Next-Generation LNP for mRNA-based Therapeutics

At the conference, Acuitas’ Chief Scientific Officer, Dr. Ying Tam, showcased the company’s Next-Generation LNP advancements, a comprehensive approach that uses multiple technologies and strategies to improve all aspects of LNP utility and applicability – from potency, safety, extrahepatic targeting, to manufacturing.

The advancements were featured in an oral presentation titled "Next-Generation Lipid Nanoparticles for Clinical Development of mRNA-based Therapeutics." The presentation detailed Acuitas’ efforts in advancing mRNA-LNP beyond current clinical standards and broadening the range of diseases these therapies can treat.

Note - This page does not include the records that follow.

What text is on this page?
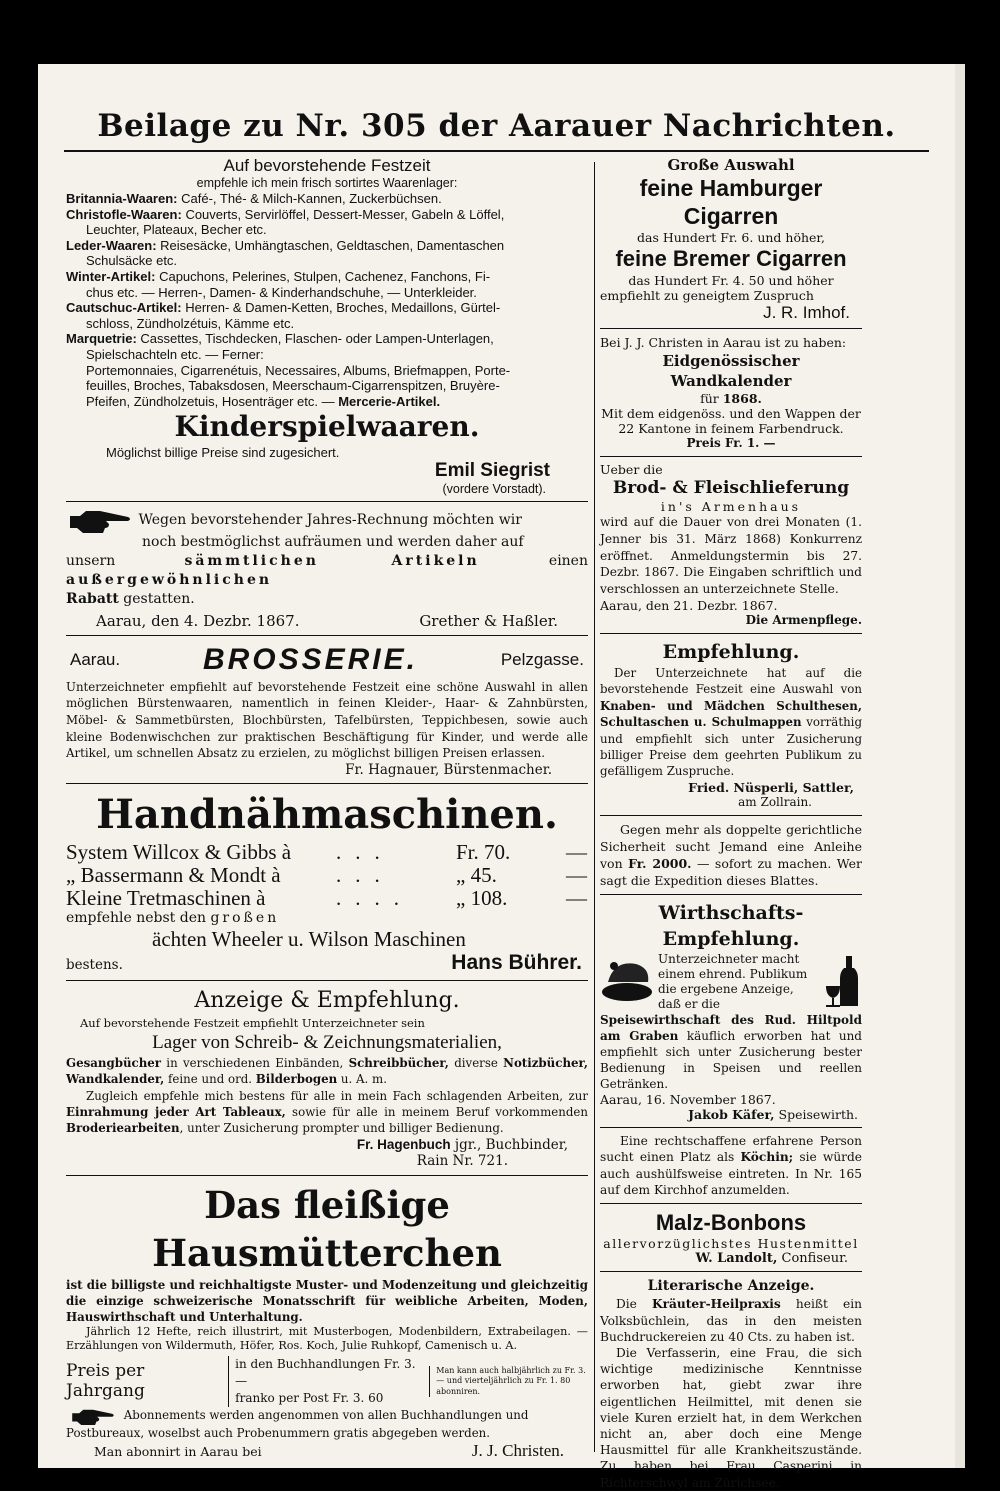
Beilage zu Nr. 305 der Aarauer Nachrichten.

Auf bevorstehende Festzeit

empfehle ich mein frisch sortirtes Waarenlager:

Britannia-Waaren: Café-, Thé- & Milch-Kannen, Zuckerbüchsen.

Christofle-Waaren: Couverts, Servirlöffel, Dessert-Messer, Gabeln & Löffel,

Leuchter, Plateaux, Becher etc.

Leder-Waaren: Reisesäcke, Umhängtaschen, Geldtaschen, Damentaschen

Schulsäcke etc.

Winter-Artikel: Capuchons, Pelerines, Stulpen, Cachenez, Fanchons, Fi-

chus etc. — Herren-, Damen- & Kinderhandschuhe, — Unterkleider.

Cautschuc-Artikel: Herren- & Damen-Ketten, Broches, Medaillons, Gürtel-

schloss, Zündholzétuis, Kämme etc.

Marquetrie: Cassettes, Tischdecken, Flaschen- oder Lampen-Unterlagen,

Spielschachteln etc. — Ferner:

Portemonnaies, Cigarrenétuis, Necessaires, Albums, Briefmappen, Porte-

feuilles, Broches, Tabaksdosen, Meerschaum-Cigarrenspitzen, Bruyère-

Pfeifen, Zündholzetuis, Hosenträger etc. — Mercerie-Artikel.

Kinderspielwaaren.

Möglichst billige Preise sind zugesichert.

Emil Siegrist

(vordere Vorstadt).

Wegen bevorstehender Jahres-Rechnung möchten wir

noch bestmöglichst aufräumen und werden daher auf

unsern	sämmtlichen Artikeln	einen außergewöhnlichen

Rabatt gestatten.

Aarau, den 4. Dezbr. 1867.	Grether & Haßler.
Aarau.	BROSSERIE.	Pelzgasse.

Unterzeichneter empfiehlt auf bevorstehende Festzeit eine schöne Auswahl in allen möglichen Bürstenwaaren, namentlich in feinen Kleider-, Haar- & Zahnbürsten, Möbel- & Sammetbürsten, Blochbürsten, Tafelbürsten, Teppichbesen, sowie auch kleine Bodenwischchen zur praktischen Beschäftigung für Kinder, und werde alle Artikel, um schnellen Absatz zu erzielen, zu möglichst billigen Preisen erlassen.

Fr. Hagnauer, Bürstenmacher.

Handnähmaschinen.

System Willcox & Gibbs à	...	Fr. 70.	—
„ Bassermann & Mondt à	...	„ 45.	—
Kleine Tretmaschinen à	....	„ 108.	—

empfehle nebst den großen

ächten Wheeler u. Wilson Maschinen

bestens.	Hans Bührer.

Anzeige & Empfehlung.

Auf bevorstehende Festzeit empfiehlt Unterzeichneter sein

Lager von Schreib- & Zeichnungsmaterialien,

Gesangbücher in verschiedenen Einbänden, Schreibbücher, diverse Notizbücher, Wandkalender, feine und ord. Bilderbogen u. A. m.

Zugleich empfehle mich bestens für alle in mein Fach schlagenden Arbeiten, zur Einrahmung jeder Art Tableaux, sowie für alle in meinem Beruf vorkommenden Broderiearbeiten, unter Zusicherung prompter und billiger Bedienung.

Fr. Hagenbuch jgr., Buchbinder,

Rain Nr. 721.

Das fleißige Hausmütterchen

ist die billigste und reichhaltigste Muster- und Modenzeitung und gleichzeitig die einzige schweizerische Monatsschrift für weibliche Arbeiten, Moden, Hauswirthschaft und Unterhaltung.

Jährlich 12 Hefte, reich illustrirt, mit Musterbogen, Modenbildern, Extrabeilagen. — Erzählungen von Wildermuth, Höfer, Ros. Koch, Julie Ruhkopf, Camenisch u. A.

Preis per Jahrgang
in den Buchhandlungen Fr. 3. —
franko per Post Fr. 3. 60
Man kann auch halbjährlich zu Fr. 3. — und vierteljährlich zu Fr. 1. 80 abonniren.

Abonnements werden angenommen von allen Buchhandlungen und Postbureaux, woselbst auch Probenummern gratis abgegeben werden.

Man abonnirt in Aarau bei	J. J. Christen.

Große Auswahl

feine Hamburger Cigarren

das Hundert Fr. 6. und höher,

feine Bremer Cigarren

das Hundert Fr. 4. 50 und höher

empfiehlt zu geneigtem Zuspruch

J. R. Imhof.

Bei J. J. Christen in Aarau ist zu haben:

Eidgenössischer Wandkalender

für 1868.

Mit dem eidgenöss. und den Wappen der 22 Kantone in feinem Farbendruck.

Preis Fr. 1. —

Ueber die

Brod- & Fleischlieferung

in's Armenhaus

wird auf die Dauer von drei Monaten (1. Jenner bis 31. März 1868) Konkurrenz eröffnet. Anmeldungstermin bis 27. Dezbr. 1867. Die Eingaben schriftlich und verschlossen an unterzeichnete Stelle.

Aarau, den 21. Dezbr. 1867.

Die Armenpflege.

Empfehlung.

Der Unterzeichnete hat auf die bevorstehende Festzeit eine Auswahl von Knaben- und Mädchen Schulthesen, Schultaschen u. Schulmappen vorräthig und empfiehlt sich unter Zusicherung billiger Preise dem geehrten Publikum zu gefälligem Zuspruche.

Fried. Nüsperli, Sattler,

am Zollrain.

Gegen mehr als doppelte gerichtliche Sicherheit sucht Jemand eine Anleihe von Fr. 2000. — sofort zu machen. Wer sagt die Expedition dieses Blattes.

Wirthschafts-Empfehlung.

Unterzeichneter macht einem ehrend. Publikum die ergebene Anzeige, daß er die

Speisewirthschaft des Rud. Hiltpold am Graben käuflich erworben hat und empfiehlt sich unter Zusicherung bester Bedienung in Speisen und reellen Getränken.

Aarau, 16. November 1867.

Jakob Käfer, Speisewirth.

Eine rechtschaffene erfahrene Person sucht einen Platz als Köchin; sie würde auch aushülfsweise eintreten. In Nr. 165 auf dem Kirchhof anzumelden.

Malz-Bonbons

allervorzüglichstes Hustenmittel

W. Landolt, Confiseur.

Literarische Anzeige.

Die Kräuter-Heilpraxis heißt ein Volksbüchlein, das in den meisten Buchdruckereien zu 40 Cts. zu haben ist.

Die Verfasserin, eine Frau, die sich wichtige medizinische Kenntnisse erworben hat, giebt zwar ihre eigentlichen Heilmittel, mit denen sie viele Kuren erzielt hat, in dem Werkchen nicht an, aber doch eine Menge Hausmittel für alle Krankheitszustände. Zu haben bei Frau Casperini in Richterschwyl am Zürichsee.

Key highlights of the presentation include:

Novel LNP candidates engineered for significantly improved potency, as high as a four-fold increase for some cases, in gene editing and vaccine applications.
Optimized lipid structures reduced liver exposure, leading to increased tolerability, lowered liver enzymes, while preserving therapeutic activity in mice.
DARPin-conjugated LNP candidates that achieved highly targeted delivery to immune cells (T-lymphocytes), with a long-circulating format further enhancing uptake efficiency and expression levels.
Mucous penetrant mRNA-LNP candidates capable of extrahepatic delivery to airway epithelial cells in cystic fibrosis lung models, enabling effective gene editing compared to control LNP.
An alternative LNP manufacturing approach, called pre-formed vesicles (PFV), with equivalent potency to standard benchmark manufacturing methods, offered significant improvements in cost, storage, distribution, and flexibility of LNP manufacturing, especially for personalized mRNA-LNP therapies.
Additional Posters Presented

In addition to its lead presentation, Acuitas also showcased three posters that elucidated the mechanics of LNP delivery and assessed its existing slate of lipids, as well as explored novel options for future formulations.

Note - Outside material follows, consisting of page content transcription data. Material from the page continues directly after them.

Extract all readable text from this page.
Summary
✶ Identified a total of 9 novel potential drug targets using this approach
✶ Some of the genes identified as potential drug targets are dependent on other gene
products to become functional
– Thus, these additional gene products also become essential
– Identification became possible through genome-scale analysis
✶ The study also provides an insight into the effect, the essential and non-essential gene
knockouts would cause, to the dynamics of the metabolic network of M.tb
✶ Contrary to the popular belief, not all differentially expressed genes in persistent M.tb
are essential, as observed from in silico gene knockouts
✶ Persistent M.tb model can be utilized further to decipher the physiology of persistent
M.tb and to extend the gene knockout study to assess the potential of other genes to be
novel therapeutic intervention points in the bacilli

Applying Clinically Approved ALC-315 in Cancer Vaccines

Acuitas’ ALC-315 ionizable lipid — used in the Pfizer-BioNTech COVID-19 vaccine (COMIRNATY) — was assessed for its cancer vaccine development potential. The research directly compared Acuitas’ LNP to lipoplexes and evaluated modified mRNA against the unmodified mRNA predominantly used in current cancer vaccine trials. Key highlights of this data include:

Using LNP comprised of ALC-315, unmodified RNA induced a stronger antigen-specific CD8 T-cell response compared to a nucleoside-modified mRNA incorporating N1methylpseudouridine-encoding OVA payload as a model tumour antigen, while maintaining strong immunogenicity at one-tenth of the initially tested dose.
Using LNP comprised of ALC-315, mRNA delivered intramuscularly induced equal or superior cellular and humoral immunity compared to intravenously (IV) administered mRNA lipoplexes – an alternative mRNA cancer vaccine format in clinical development – despite mRNA lipoplexes being administered at four-fold higher doses and with more boosts.
Several potent novel proprietary lipids were identified that achieved equivalent cellular responses to ALC-315. Further assessment will be conducted to compare potency and activity using syngeneic neoantigen models.
Novel Lipids with Improved Activity for Prophylactic Vaccine Development

Acuitas identified and validated six novel lipids that induce higher virus-specific immunogenicity compared to ALC-315. Key findings related to these novel lipids include:

The six novel lipid candidates induced equivalent neutralizing antibody titres at a five-fold lower dose than ALC-315.
The lipid candidates demonstrated favorable reactogenicity profiles comparable to ALC-315, while eliciting stronger cellular- and B-cell responses.
Innate immune responses induced by LNP correlated with their reactogenicity, but not with adaptive and innate immune responses.
Several lipid candidates achieved higher in vivo expression in secondary lymphoid organs and reduced liver expression compared to ALC-315.
Impact of Body Weight and Medications on mRNA-LNP Safety in Monkeys

As the industry continues using larger nonhuman primates in translational work, Acuitas sought to understand how body weight, premedications (steroid, H1 and H2 blockers), and concomitant medications (meloxicam) impact LNP activity and tolerability. The study was conducted in monkeys using an IV-administered mRNA-LNP encoding human IgG. Key highlights of this data include:

LNP tolerability is reduced in larger monkeys (>6 kg).
Premedications helped reduce the elevation of liver transaminases.
Premedications improved tolerability but reduced the level of IgG mRNA expression.
Platelet count decreases were greatest in large monkeys and monkeys given meloxicam.
More information on posters presented at the mRNA Health Conference and Vaccine R&D Conference can be found here.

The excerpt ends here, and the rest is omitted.